Secondly, many of the testifiers advocated that all unexplained child fatalities – not just children who are already in the system – go through a fatality review. Since it is unusual for a child to die unnaturally, law enforcement officers, public health officials and child protective caseworkers must thoroughly investigate every unexplained death in order to correctly identify failures inherent in a system that is designed to protect children. Assemblywoman Paulin will be working on legislation to broaden the child fatality review process to include all children. Paulin stated at the closing of the hearing, "With the recent deaths in Westchester County and New York City, it is apparent that current practices are insufficient, the status quo is not good enough. This public hearing has been an enormous help in making me better understand what needs to be changed if we are serious about protecting children."

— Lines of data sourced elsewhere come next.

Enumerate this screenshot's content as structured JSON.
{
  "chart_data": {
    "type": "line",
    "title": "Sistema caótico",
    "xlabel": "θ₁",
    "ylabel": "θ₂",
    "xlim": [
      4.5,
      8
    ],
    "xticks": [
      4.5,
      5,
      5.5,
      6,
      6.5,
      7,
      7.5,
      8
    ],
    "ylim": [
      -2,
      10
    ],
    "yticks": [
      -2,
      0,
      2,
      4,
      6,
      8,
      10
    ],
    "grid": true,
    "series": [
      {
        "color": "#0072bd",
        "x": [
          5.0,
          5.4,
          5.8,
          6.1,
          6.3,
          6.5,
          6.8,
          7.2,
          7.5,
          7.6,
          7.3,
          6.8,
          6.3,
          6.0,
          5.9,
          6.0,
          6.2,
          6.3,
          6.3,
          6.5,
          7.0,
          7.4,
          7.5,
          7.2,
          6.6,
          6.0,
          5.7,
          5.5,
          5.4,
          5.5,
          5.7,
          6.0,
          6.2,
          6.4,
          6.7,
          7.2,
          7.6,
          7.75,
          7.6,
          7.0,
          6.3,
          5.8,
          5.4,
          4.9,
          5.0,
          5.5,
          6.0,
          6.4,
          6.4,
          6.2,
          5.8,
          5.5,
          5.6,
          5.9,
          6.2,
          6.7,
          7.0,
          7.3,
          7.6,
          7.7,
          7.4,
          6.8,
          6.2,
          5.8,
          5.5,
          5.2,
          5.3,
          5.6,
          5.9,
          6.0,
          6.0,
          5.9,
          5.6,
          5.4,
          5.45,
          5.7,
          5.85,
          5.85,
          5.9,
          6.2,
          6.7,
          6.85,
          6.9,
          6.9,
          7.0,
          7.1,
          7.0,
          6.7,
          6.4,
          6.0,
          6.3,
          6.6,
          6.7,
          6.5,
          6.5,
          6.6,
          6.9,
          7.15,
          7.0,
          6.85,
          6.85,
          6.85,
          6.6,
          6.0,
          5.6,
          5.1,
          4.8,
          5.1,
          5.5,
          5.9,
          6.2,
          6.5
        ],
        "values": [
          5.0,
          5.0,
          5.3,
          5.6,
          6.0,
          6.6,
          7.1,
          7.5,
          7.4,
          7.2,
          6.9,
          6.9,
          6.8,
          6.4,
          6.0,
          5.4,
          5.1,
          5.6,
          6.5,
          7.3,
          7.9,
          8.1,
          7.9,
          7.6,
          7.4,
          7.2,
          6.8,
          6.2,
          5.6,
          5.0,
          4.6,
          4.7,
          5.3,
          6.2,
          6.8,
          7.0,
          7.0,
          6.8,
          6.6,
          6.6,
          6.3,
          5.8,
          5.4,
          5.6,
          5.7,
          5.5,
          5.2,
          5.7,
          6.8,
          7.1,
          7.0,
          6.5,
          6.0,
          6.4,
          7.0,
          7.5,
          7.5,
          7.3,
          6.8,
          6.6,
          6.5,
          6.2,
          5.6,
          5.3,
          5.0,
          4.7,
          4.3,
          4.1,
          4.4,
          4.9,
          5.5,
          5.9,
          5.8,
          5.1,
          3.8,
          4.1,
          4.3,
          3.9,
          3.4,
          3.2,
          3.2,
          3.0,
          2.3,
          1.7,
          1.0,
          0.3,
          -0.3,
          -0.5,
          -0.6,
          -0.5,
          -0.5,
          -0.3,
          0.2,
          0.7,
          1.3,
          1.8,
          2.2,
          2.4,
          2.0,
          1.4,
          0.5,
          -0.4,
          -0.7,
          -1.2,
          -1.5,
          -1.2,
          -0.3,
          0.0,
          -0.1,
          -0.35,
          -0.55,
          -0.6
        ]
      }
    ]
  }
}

Other issues that still need to be addressed are: the need for more Child Advocacy Centers around the state; developing uniform protocols in hospitals when a child fatality occurs; adding public health experts and domestic violence advocates to existing fatality review teams; and, what can be done about chronic child neglect.

Assemblywoman Paulin said that the Assembly Standing Committee on Children and Families is continuing to accept written input into the effectiveness of New York’s child fatality review process and will hold additional hearings around the state.